There is the fact that we have all had constituents come to see us, sometimes in great distress, because their young person or they themselves have been unable to get access to the diagnostics that they need, particularly to diagnose things around child and adolescent mental health or neurodiversity—in parts of Edinburgh, some have been told that they will have to wait seven years for that. People come to see us because they are receiving care in crumbling hospitals that are no longer fit for purpose and are in desperate need of not just refurbishment but renewal in their entirety.

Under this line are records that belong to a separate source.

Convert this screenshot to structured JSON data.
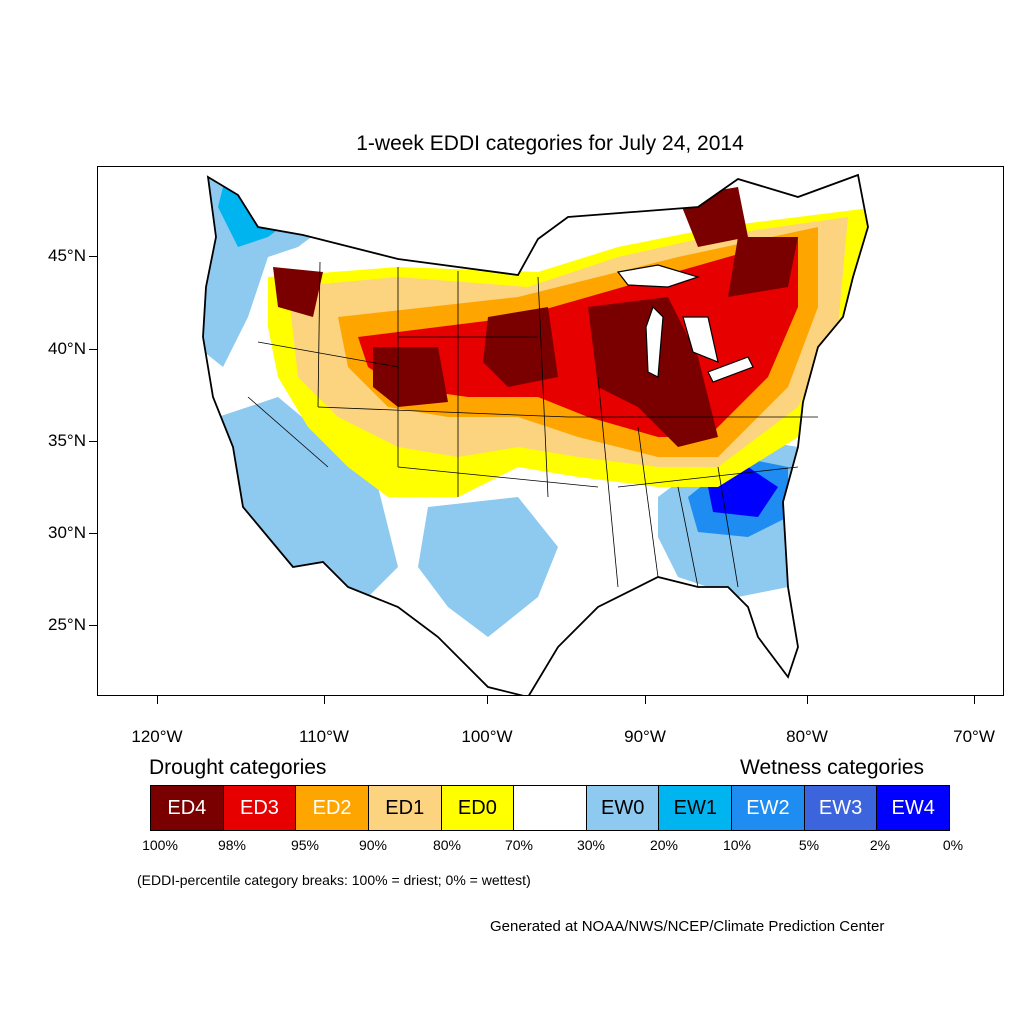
{
  "title": "1-week EDDI categories for July 24, 2014",
  "lat_labels": [
    "45°N",
    "40°N",
    "35°N",
    "30°N",
    "25°N"
  ],
  "lon_labels": [
    "120°W",
    "110°W",
    "100°W",
    "90°W",
    "80°W",
    "70°W"
  ],
  "legend": {
    "drought_heading": "Drought categories",
    "wetness_heading": "Wetness categories",
    "categories": [
      {
        "label": "ED4",
        "color": "#7a0000",
        "text_color": "#ffffff"
      },
      {
        "label": "ED3",
        "color": "#e60000",
        "text_color": "#ffffff"
      },
      {
        "label": "ED2",
        "color": "#ffa500",
        "text_color": "#ffffff"
      },
      {
        "label": "ED1",
        "color": "#fcd37f",
        "text_color": "#000000"
      },
      {
        "label": "ED0",
        "color": "#ffff00",
        "text_color": "#000000"
      },
      {
        "label": "",
        "color": "#ffffff",
        "text_color": "#000000"
      },
      {
        "label": "EW0",
        "color": "#8ec9f0",
        "text_color": "#000000"
      },
      {
        "label": "EW1",
        "color": "#00b4f0",
        "text_color": "#000000"
      },
      {
        "label": "EW2",
        "color": "#1e8cf0",
        "text_color": "#ffffff"
      },
      {
        "label": "EW3",
        "color": "#3c64dc",
        "text_color": "#ffffff"
      },
      {
        "label": "EW4",
        "color": "#0000ff",
        "text_color": "#ffffff"
      }
    ],
    "breaks": [
      "100%",
      "98%",
      "95%",
      "90%",
      "80%",
      "70%",
      "30%",
      "20%",
      "10%",
      "5%",
      "2%",
      "0%"
    ]
  },
  "breaks_note": "(EDDI-percentile category breaks: 100% = driest; 0% = wettest)",
  "credit": "Generated at NOAA/NWS/NCEP/Climate Prediction Center"
}
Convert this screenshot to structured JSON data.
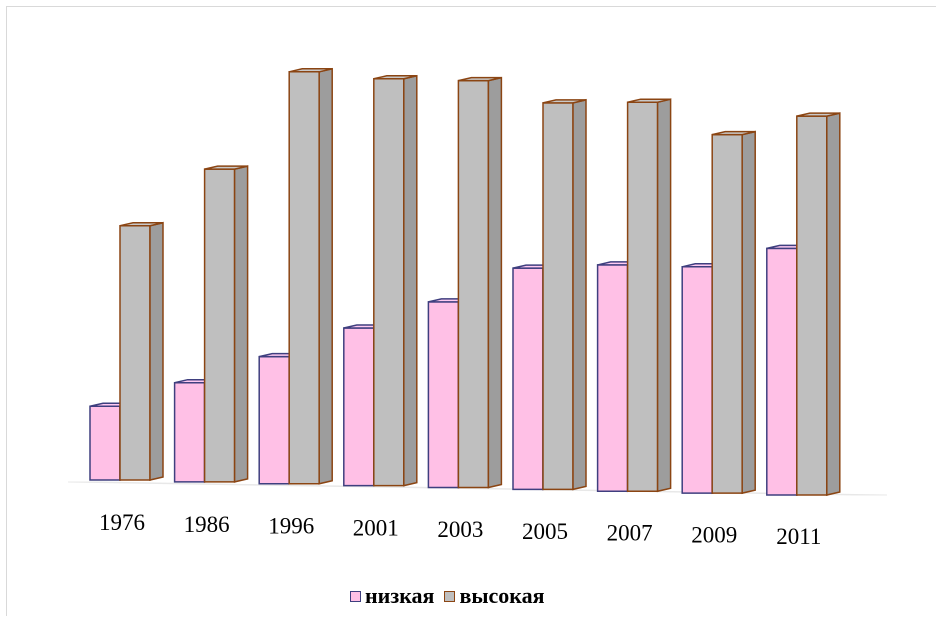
{
  "chart_data": {
    "type": "bar",
    "categories": [
      "1976",
      "1986",
      "1996",
      "2001",
      "2003",
      "2005",
      "2007",
      "2009",
      "2011"
    ],
    "series": [
      {
        "name": "низкая",
        "values": [
          29,
          39,
          50,
          62,
          73,
          87,
          89,
          89,
          97
        ],
        "color": "#ffc0e6",
        "edge": "#3f3f7f"
      },
      {
        "name": "высокая",
        "values": [
          100,
          123,
          162,
          160,
          160,
          152,
          153,
          141,
          149
        ],
        "color": "#bfbfbf",
        "edge": "#8b4513"
      }
    ],
    "ylim": [
      0,
      175
    ],
    "grid": false,
    "legend_position": "bottom"
  }
}
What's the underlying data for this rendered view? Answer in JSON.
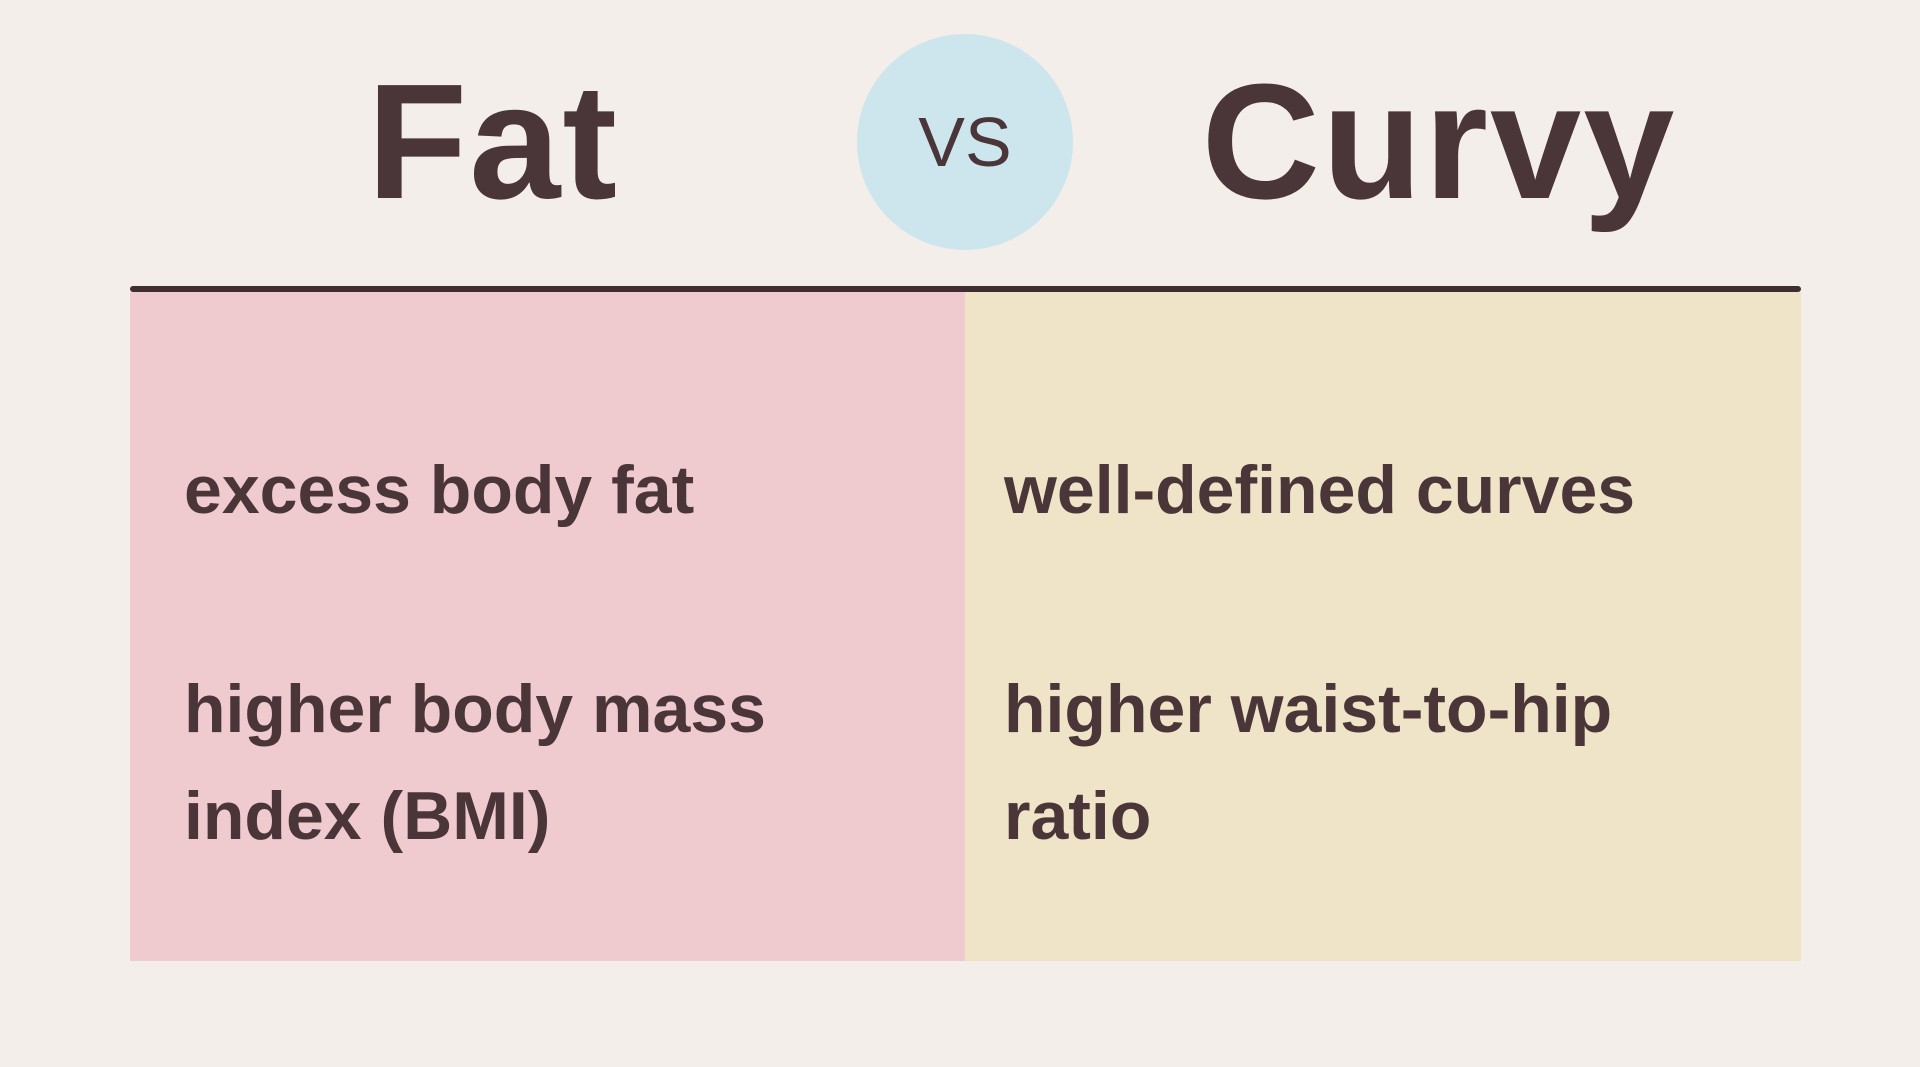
{
  "title": {
    "left": "Fat",
    "vs": "VS",
    "right": "Curvy"
  },
  "table": {
    "rows": [
      [
        "excess body fat",
        "well-defined curves"
      ],
      [
        "higher body mass index (BMI)",
        "higher waist-to-hip ratio"
      ]
    ]
  }
}
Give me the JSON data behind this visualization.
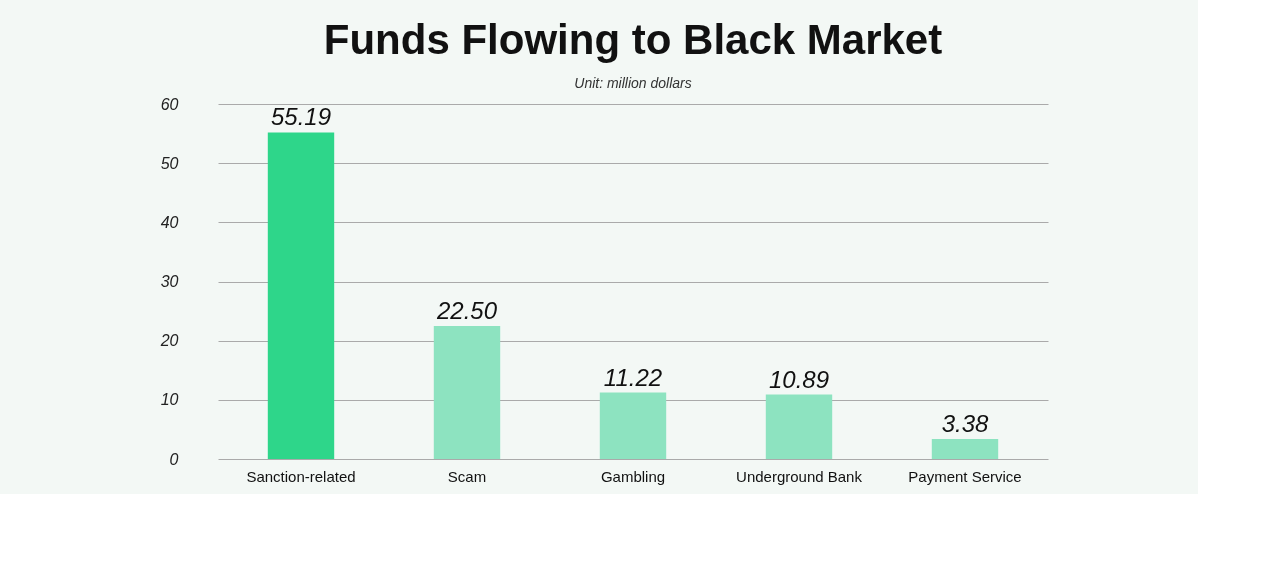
{
  "chart_data": {
    "type": "bar",
    "title": "Funds Flowing to Black Market",
    "annotations": [
      "Unit: million dollars"
    ],
    "categories": [
      "Sanction-related",
      "Scam",
      "Gambling",
      "Underground Bank",
      "Payment Service"
    ],
    "values": [
      55.19,
      22.5,
      11.22,
      10.89,
      3.38
    ],
    "colors": [
      "#2ed68a",
      "#8de3c0",
      "#8de3c0",
      "#8de3c0",
      "#8de3c0"
    ],
    "value_labels": [
      "55.19",
      "22.50",
      "11.22",
      "10.89",
      "3.38"
    ],
    "ylim": [
      0,
      60
    ],
    "yticks": [
      0,
      10,
      20,
      30,
      40,
      50,
      60
    ],
    "grid": "y"
  }
}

We want to focus on lifting up Scottish education. We heard just this week the awful results of an Educational Institute of Scotland survey that shows that far too many of our teachers at primary and secondary level are assaulted on a daily basis in their place of work. We want to support them by taking mobile phones out of classrooms, putting in 2,000 pupil support assistants and making sure that newly qualified teachers have a stable, permanent job to go to.

We want to drive down the cost of living by instructing an immediate programme of emergency home insulation to make sure that the coldest homes in Scotland—the households that are most at risk of fuel poverty—are ready for the increase in the fuel price cap that we heard about today, and that those who are already at risk of fuel poverty, because they do not have a price cap to protect them from an increase in costs for heating oil, are protected with as much insulation as we can provide.

We need to get Scotland moving again. The early days of the election campaign were bedevilled by a ferry crisis that brought our island and coastal communities to their knees at a time when they needed our support.

Elections are about a choice. We offer a vision of hope and change with fairness at its heart. I humbly submit my candidacy for First Minister.